Portmanteau test results R When reading a VAR model tutorial I was confused by the below excerpt on the Portmanteau test for autocorrelation.
My questions are:
1) How does one interpret the results of the below demonstration?
2) How does the author come to the conclusion that the VAR(3) model is more suitable, and based on what criteria?
3) Assuming (I don't know if it is the right assumption) that autocorrelation is a desired trait in terms of VAR($p$) predictions, why does the author move on to VAR(3) after rejecting the null hypothesis for VAR(1)?
> #vector autoregression with lag1
> var = VAR(climate2.ts, p=1)

#It is important now to test for serial autocorrelation in the model      
#residuals and below is for the Portmanteau test (several options in the vars 
#package are available).

> serial.test(var, lags.pt=10, type=”PT.asymptotic”)

Portmanteau Test (asymptotic)

data:  Residuals of VAR object var
Chi-squared = 55.4989, df = 36, p-value = 0.01996

#The null hypothesis is no serial correlation, so we can reject it with extreme 
#prejudice…on to var3
> var3 = VAR(climate2.ts, p=3)
> serial.test(var3, lags.pt=10, type=”PT.asymptotic”)

Portmanteau Test (asymptotic)
data:  Residuals of VAR object var3
Chi-squared = 36.1256, df = 28, p-value = 0.1394

#That is more like it.  
#You can review the details of the var model, in this case temperature, if you so choose:
> summary(var3, equation=”d.temp”)

 A: Let me use the term "autocorrelation" as a synonym for "serial correlation".

1) How does one interpret the results of the below demonstration?

Most of the interpretation is already in the comments to the code.
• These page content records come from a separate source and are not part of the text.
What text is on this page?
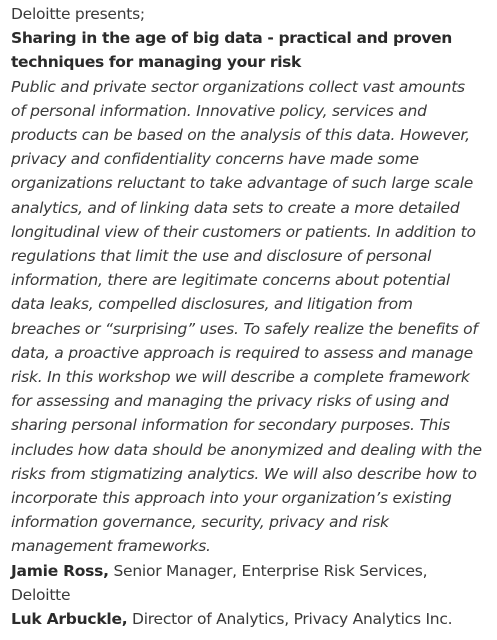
Deloitte presents;
Sharing in the age of big data - practical and proven
techniques for managing your risk
Public and private sector organizations collect vast amounts
of personal information. Innovative policy, services and
products can be based on the analysis of this data. However,
privacy and confidentiality concerns have made some
organizations reluctant to take advantage of such large scale
analytics, and of linking data sets to create a more detailed
longitudinal view of their customers or patients. In addition to
regulations that limit the use and disclosure of personal
information, there are legitimate concerns about potential
data leaks, compelled disclosures, and litigation from
breaches or “surprising” uses. To safely realize the benefits of
data, a proactive approach is required to assess and manage
risk. In this workshop we will describe a complete framework
for assessing and managing the privacy risks of using and
sharing personal information for secondary purposes. This
includes how data should be anonymized and dealing with the
risks from stigmatizing analytics. We will also describe how to
incorporate this approach into your organization’s existing
information governance, security, privacy and risk
management frameworks.
Jamie Ross, Senior Manager, Enterprise Risk Services,
Deloitte
Luk Arbuckle, Director of Analytics, Privacy Analytics Inc.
First, a VAR(1) model is estimated. It is tested for autocorrelation in errors using a portmanteau test. The null hypothesis of no autocorrelation is rejected since the $p$-value of 0.01996 is lower than the significance level of 0.05. Since autocorrelation is an undesirable feature of the model, the author moves on to look for another model that does not have autocorrelation. He/She estimates a VAR(3) model, tests for autocorrelation, and finds that the null of no autocorrelation cannot be rejected because the $p$-value of 0.1394 is greater than the significance level of 0.05. Since there is not enough evidence of presence of autocorrelation, the author is satisfied and sticks to the VAR(3) model.

2) How does the author come to the conclusion that the VAR3 model is more suitable, and based on what criteria?

Lack of autocorrelation makes VAR(3) more suitable than VAR(1); see also my answer to question (1).

3) Assuming (I don't know if it the right assumption) that serial autocorrelation is a desired trait in terms of VAR(p) predictions, why does the author move on to var3 after rejecting the null hypothesis for var?

Autocorrelation is not a desired trait. It biases the estimators and makes them less efficient. Meanwhile, the estimators do have their nice properties (unbiasedness, efficiency) when there is no autocorrelation (assuming the other standard assumptions are satisfied, too).